Lamia also sees the full-circle moment as a coming-of-age for Amelia. “A lot of people learn more about themselves than anything in their first or second or third serious relationship — you have to do that in order to pick right,” she says. “She’s in her information-gathering stage, and she did say yes to Benji’s proposal when she probably shouldn’t have. It wasn’t an unkindness of hers; it was just a mistake, and she knew she wanted her mother to get the chance to see her walk down the aisle, and that’s so understandable.” Throw in the death of her best friend and Lamia “can’t blame her for anything she does.” Lamia continues, “So who knows, she could come back around to Benji even or Shooter, but it’s not going to happen right away, that’s for sure. She needs to be on her own, be with those penguins, have dinner with Greer, and find herself.”


While Kidman is “not answering” yet on whether Amelia and Greer grab a bite, Hewson is firm on her stance. “No. People have asked me that, and I’m like, ‘No!’” she tells Tudum. “I just think she’d be like, ‘Thank you. That’s the end of that experience of my life. It sucked. Moving on.’”


Seacia Pavao/Netflix


What would have happened if Merritt hadn’t died?


Bier thinks Benji and Amelia probably would’ve gotten married. “It would’ve lasted a few years, and then Amelia would’ve left him,” says the director.  But Lamia thinks Amelia might have left Benji at the altar. “She’s really in crisis, and so torn because she is really — I don’t use this word — horny for Shooter,” she says. “I mean, you can tell. They’re not in love, they’re in that stage of total lust.” Even in Episode 1, Amelia confides in Merritt that she doesn’t feel “addicted” to Benji (but she does feel that way about Shooter). “I’m not saying she would have run away with Shooter, but she would have had a crisis of conscience.”


Hewson proposes that another person would have helped her evade her (death) march down the aisle. “Merritt would have been like, ‘OK, we’re getting out of here! I’ll take you in a getaway car. You’re not marrying this guy,’ ” says Hewson. 


Not to mention Merritt’s pregnancy … “The whole family would’ve exploded into bits, which might have been a fun story as well,” says Bier. 


Fahy thinks that if Merritt hadn’t died, she probably would have had the baby alone. “In the dream version of it, I want her to be alive and happy and thriving and to have succeeded in creating a family for herself, because that’s what she so desperately wanted,” she tells Tudum. “More than anything, and I think that’s part of what led her astray.” 

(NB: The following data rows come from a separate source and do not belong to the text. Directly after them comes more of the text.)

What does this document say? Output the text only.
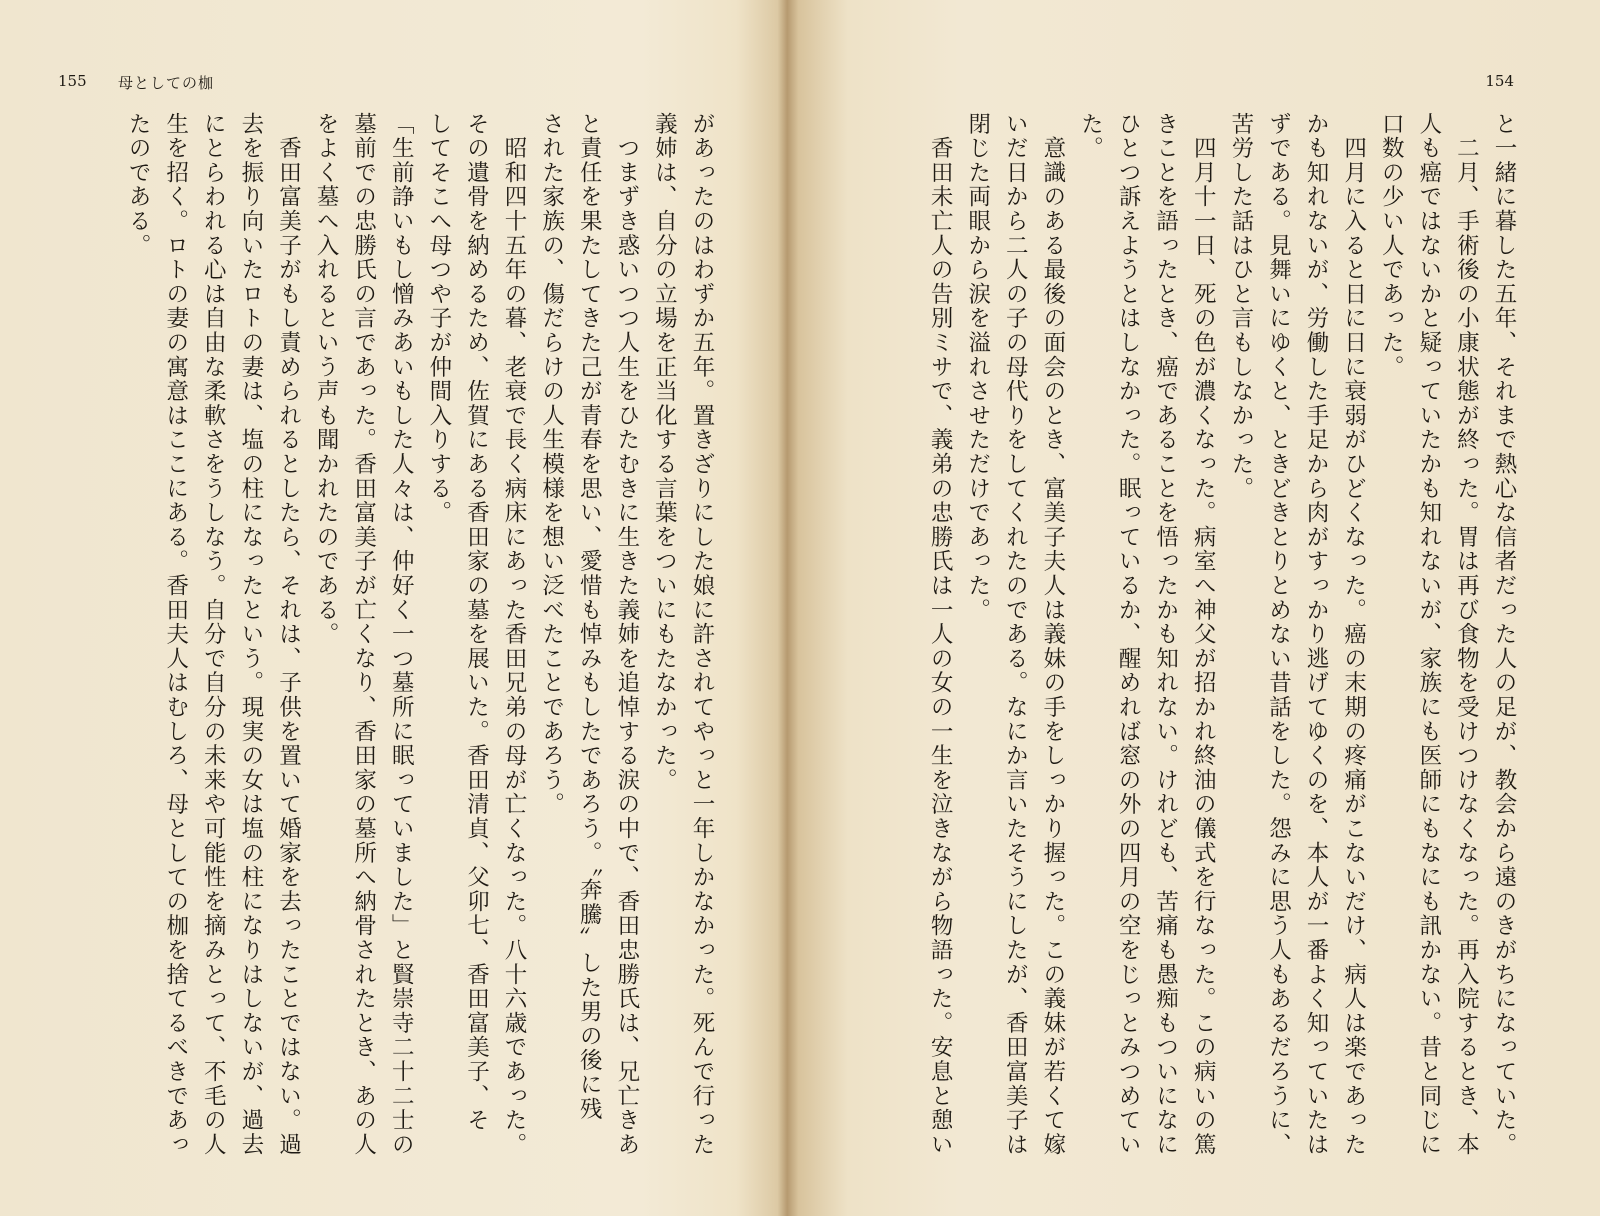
155 母としての枷
があったのはわずか五年。置きざりにした娘に許されてやっと一年しかなかった。死んで行った
義姉は、自分の立場を正当化する言葉をついにもたなかった。
　つまずき惑いつつ人生をひたむきに生きた義姉を追悼する涙の中で、香田忠勝氏は、兄亡きあ
と責任を果たしてきた己が青春を思い、愛惜も悼みもしたであろう。〝奔騰〟した男の後に残
された家族の、傷だらけの人生模様を想い泛べたことであろう。
　昭和四十五年の暮、老衰で長く病床にあった香田兄弟の母が亡くなった。八十六歳であった。
その遺骨を納めるため、佐賀にある香田家の墓を展いた。香田清貞、父卯七、香田富美子、そ
してそこへ母つや子が仲間入りする。
「生前諍いもし憎みあいもした人々は、仲好く一つ墓所に眠っていました」と賢崇寺二十二士の
墓前での忠勝氏の言であった。香田富美子が亡くなり、香田家の墓所へ納骨されたとき、あの人
をよく墓へ入れるという声も聞かれたのである。
　香田富美子がもし責められるとしたら、それは、子供を置いて婚家を去ったことではない。過
去を振り向いたロトの妻は、塩の柱になったという。現実の女は塩の柱になりはしないが、過去
にとらわれる心は自由な柔軟さをうしなう。自分で自分の未来や可能性を摘みとって、不毛の人
生を招く。ロトの妻の寓意はここにある。香田夫人はむしろ、母としての枷を捨てるべきであっ
たのである。
154
と一緒に暮した五年、それまで熱心な信者だった人の足が、教会から遠のきがちになっていた。
　二月、手術後の小康状態が終った。胃は再び食物を受けつけなくなった。再入院するとき、本
人も癌ではないかと疑っていたかも知れないが、家族にも医師にもなにも訊かない。昔と同じに
口数の少い人であった。
　四月に入ると日に日に衰弱がひどくなった。癌の末期の疼痛がこないだけ、病人は楽であった
かも知れないが、労働した手足から肉がすっかり逃げてゆくのを、本人が一番よく知っていたは
ずである。見舞いにゆくと、ときどきとりとめない昔話をした。怨みに思う人もあるだろうに、
苦労した話はひと言もしなかった。
　四月十一日、死の色が濃くなった。病室へ神父が招かれ終油の儀式を行なった。この病いの篤
きことを語ったとき、癌であることを悟ったかも知れない。けれども、苦痛も愚痴もついになに
ひとつ訴えようとはしなかった。眠っているか、醒めれば窓の外の四月の空をじっとみつめてい
た。
　意識のある最後の面会のとき、富美子夫人は義妹の手をしっかり握った。この義妹が若くて嫁
いだ日から二人の子の母代りをしてくれたのである。なにか言いたそうにしたが、香田富美子は
閉じた両眼から涙を溢れさせただけであった。
　香田未亡人の告別ミサで、義弟の忠勝氏は一人の女の一生を泣きながら物語った。安息と憩い
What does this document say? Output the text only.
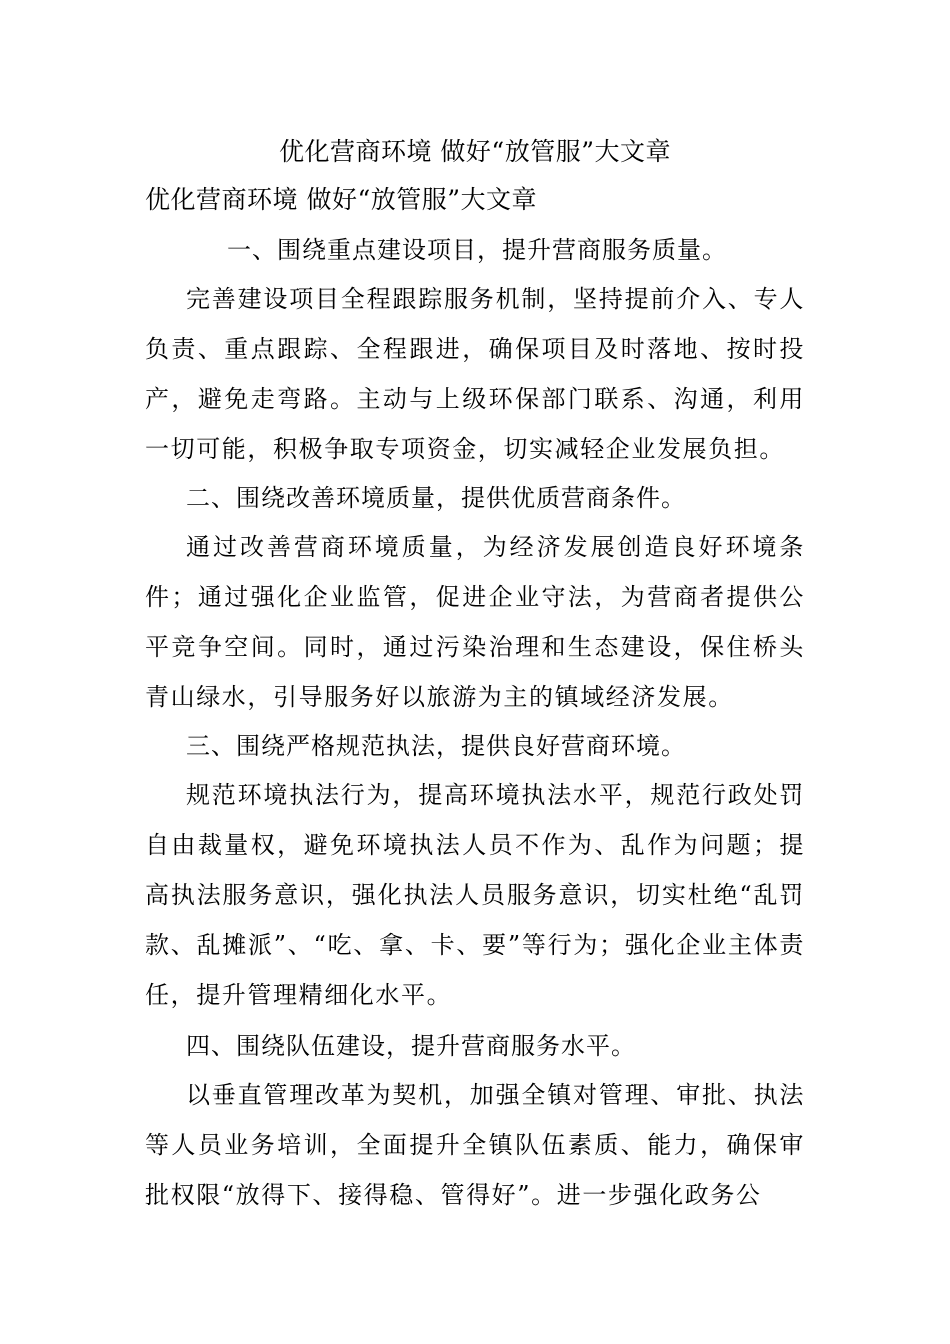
优化营商环境 做好“放管服”大文章
优化营商环境 做好“放管服”大文章
一、围绕重点建设项目，提升营商服务质量。

完善建设项目全程跟踪服务机制，坚持提前介入、专人负责、重点跟踪、全程跟进，确保项目及时落地、按时投产，避免走弯路。主动与上级环保部门联系、沟通，利用一切可能，积极争取专项资金，切实减轻企业发展负担。

二、围绕改善环境质量，提供优质营商条件。

通过改善营商环境质量，为经济发展创造良好环境条件；通过强化企业监管，促进企业守法，为营商者提供公平竞争空间。同时，通过污染治理和生态建设，保住桥头青山绿水，引导服务好以旅游为主的镇域经济发展。

三、围绕严格规范执法，提供良好营商环境。

规范环境执法行为，提高环境执法水平，规范行政处罚自由裁量权，避免环境执法人员不作为、乱作为问题；提高执法服务意识，强化执法人员服务意识，切实杜绝“乱罚款、乱摊派”、“吃、拿、卡、要”等行为；强化企业主体责任，提升管理精细化水平。

四、围绕队伍建设，提升营商服务水平。

以垂直管理改革为契机，加强全镇对管理、审批、执法等人员业务培训，全面提升全镇队伍素质、能力，确保审批权限“放得下、接得稳、管得好”。进一步强化政务公
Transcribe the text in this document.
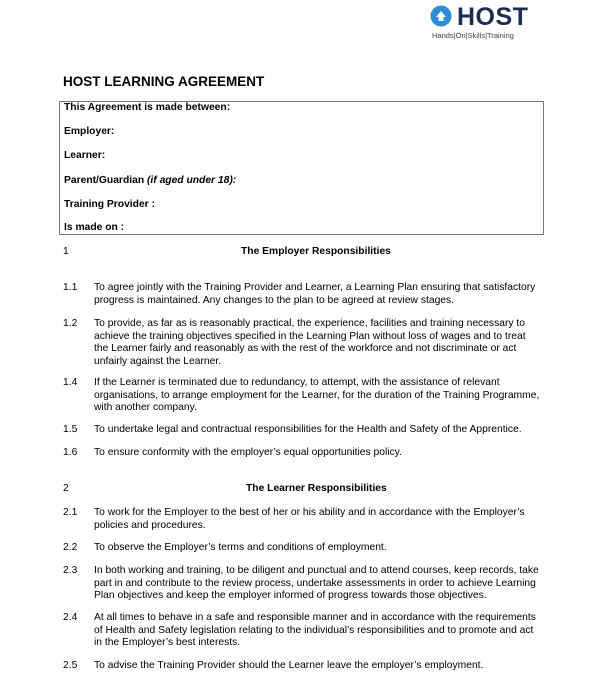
HOST
Hands|On|Skills|Training
HOST LEARNING AGREEMENT
This Agreement is made between:
Employer:
Learner:
Parent/Guardian (if aged under 18):
Training Provider :
Is made on :
1	The Employer Responsibilities
1.1 To agree jointly with the Training Provider and Learner, a Learning Plan ensuring that satisfactory progress is maintained. Any changes to the plan to be agreed at review stages.
1.2 To provide, as far as is reasonably practical, the experience, facilities and training necessary to achieve the training objectives specified in the Learning Plan without loss of wages and to treat the Learner fairly and reasonably as with the rest of the workforce and not discriminate or act unfairly against the Learner.
1.4 If the Learner is terminated due to redundancy, to attempt, with the assistance of relevant organisations, to arrange employment for the Learner, for the duration of the Training Programme, with another company.
1.5 To undertake legal and contractual responsibilities for the Health and Safety of the Apprentice.
1.6 To ensure conformity with the employer’s equal opportunities policy.
2	The Learner Responsibilities
2.1 To work for the Employer to the best of her or his ability and in accordance with the Employer’s policies and procedures.
2.2 To observe the Employer’s terms and conditions of employment.
2.3 In both working and training, to be diligent and punctual and to attend courses, keep records, take part in and contribute to the review process, undertake assessments in order to achieve Learning Plan objectives and keep the employer informed of progress towards those objectives.
2.4 At all times to behave in a safe and responsible manner and in accordance with the requirements of Health and Safety legislation relating to the individual’s responsibilities and to promote and act in the Employer’s best interests.
2.5 To advise the Training Provider should the Learner leave the employer’s employment.
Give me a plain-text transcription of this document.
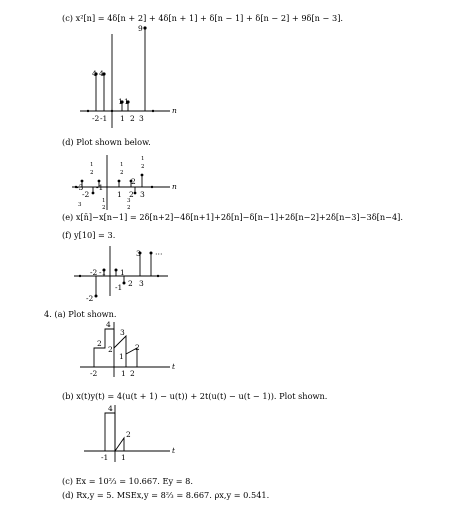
(c) x²[n] = 4δ[n + 2] + 4δ[n + 1] + δ[n − 1] + δ[n − 2] + 9δ[n − 3].
(d) Plot shown below.
(e) x[n̄]−x[n−1] = 2δ[n+2]−4δ[n+1]+2δ[n]−δ[n−1]+2δ[n−2]+2δ[n−3]−3δ[n−4].
(f) y[10] = 3.
4. (a) Plot shown.
(b) x(t)y(t) = 4(u(t + 1) − u(t)) + 2t(u(t) − u(t − 1)). Plot shown.
(c) Ex = 10⅔ = 10.667. Ey = 8.
(d) Rx,y = 5. MSEx,y = 8⅔ = 8.667. ρx,y = 0.541.
4 4
1 1
9
-2 -1 1 2 3
n
1
2
1
2
2
1
2
1
2
3
2
3
-3
-2
-1
1 2 3
n
3 ⋯
-2 -1 1
2 3
-1
-2
4
2
3
2
1
2
-2	1 2
t
4
2
-1 1
t
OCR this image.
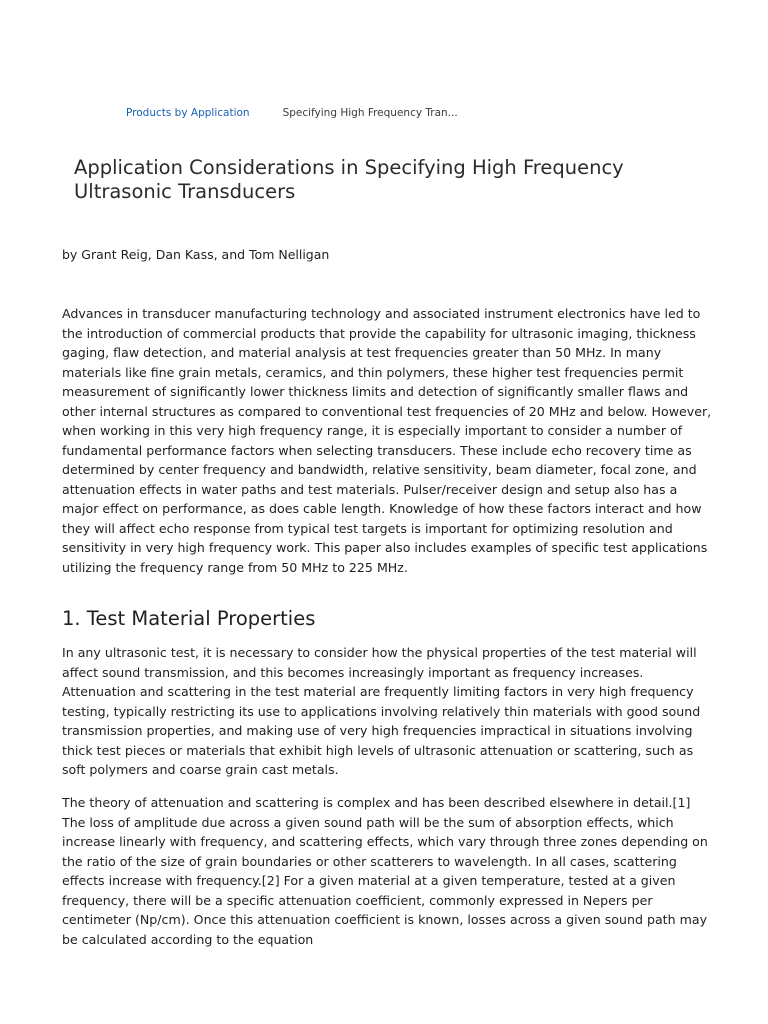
Products by Application	Specifying High Frequency Tran...
Application Considerations in Specifying High Frequency Ultrasonic Transducers

by Grant Reig, Dan Kass, and Tom Nelligan

Advances in transducer manufacturing technology and associated instrument electronics have led to the introduction of commercial products that provide the capability for ultrasonic imaging, thickness gaging, flaw detection, and material analysis at test frequencies greater than 50 MHz. In many materials like fine grain metals, ceramics, and thin polymers, these higher test frequencies permit measurement of significantly lower thickness limits and detection of significantly smaller flaws and other internal structures as compared to conventional test frequencies of 20 MHz and below. However, when working in this very high frequency range, it is especially important to consider a number of fundamental performance factors when selecting transducers. These include echo recovery time as determined by center frequency and bandwidth, relative sensitivity, beam diameter, focal zone, and attenuation effects in water paths and test materials. Pulser/receiver design and setup also has a major effect on performance, as does cable length. Knowledge of how these factors interact and how they will affect echo response from typical test targets is important for optimizing resolution and sensitivity in very high frequency work. This paper also includes examples of specific test applications utilizing the frequency range from 50 MHz to 225 MHz.

1. Test Material Properties

In any ultrasonic test, it is necessary to consider how the physical properties of the test material will affect sound transmission, and this becomes increasingly important as frequency increases. Attenuation and scattering in the test material are frequently limiting factors in very high frequency testing, typically restricting its use to applications involving relatively thin materials with good sound transmission properties, and making use of very high frequencies impractical in situations involving thick test pieces or materials that exhibit high levels of ultrasonic attenuation or scattering, such as soft polymers and coarse grain cast metals.

The theory of attenuation and scattering is complex and has been described elsewhere in detail.[1] The loss of amplitude due across a given sound path will be the sum of absorption effects, which increase linearly with frequency, and scattering effects, which vary through three zones depending on the ratio of the size of grain boundaries or other scatterers to wavelength. In all cases, scattering effects increase with frequency.[2] For a given material at a given temperature, tested at a given frequency, there will be a specific attenuation coefficient, commonly expressed in Nepers per centimeter (Np/cm). Once this attenuation coefficient is known, losses across a given sound path may be calculated according to the equation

“Showing Elin the scripts!” says Lamia.

Courtesy of Jenna Lamia


One more thing: Why did Amelia’s name change from the book?


The bride-to-be is named Celeste in Hilderbrand’s novel. “The bride was named Celeste through many, many drafts of the script,” says Lamia. But Kidman notably played a character called Celeste in Big Little Lies, and the team didn’t want to confuse the audience. “She’s so iconic in that role,” Lamia says. Instead, the showrunner named the bride after her niece.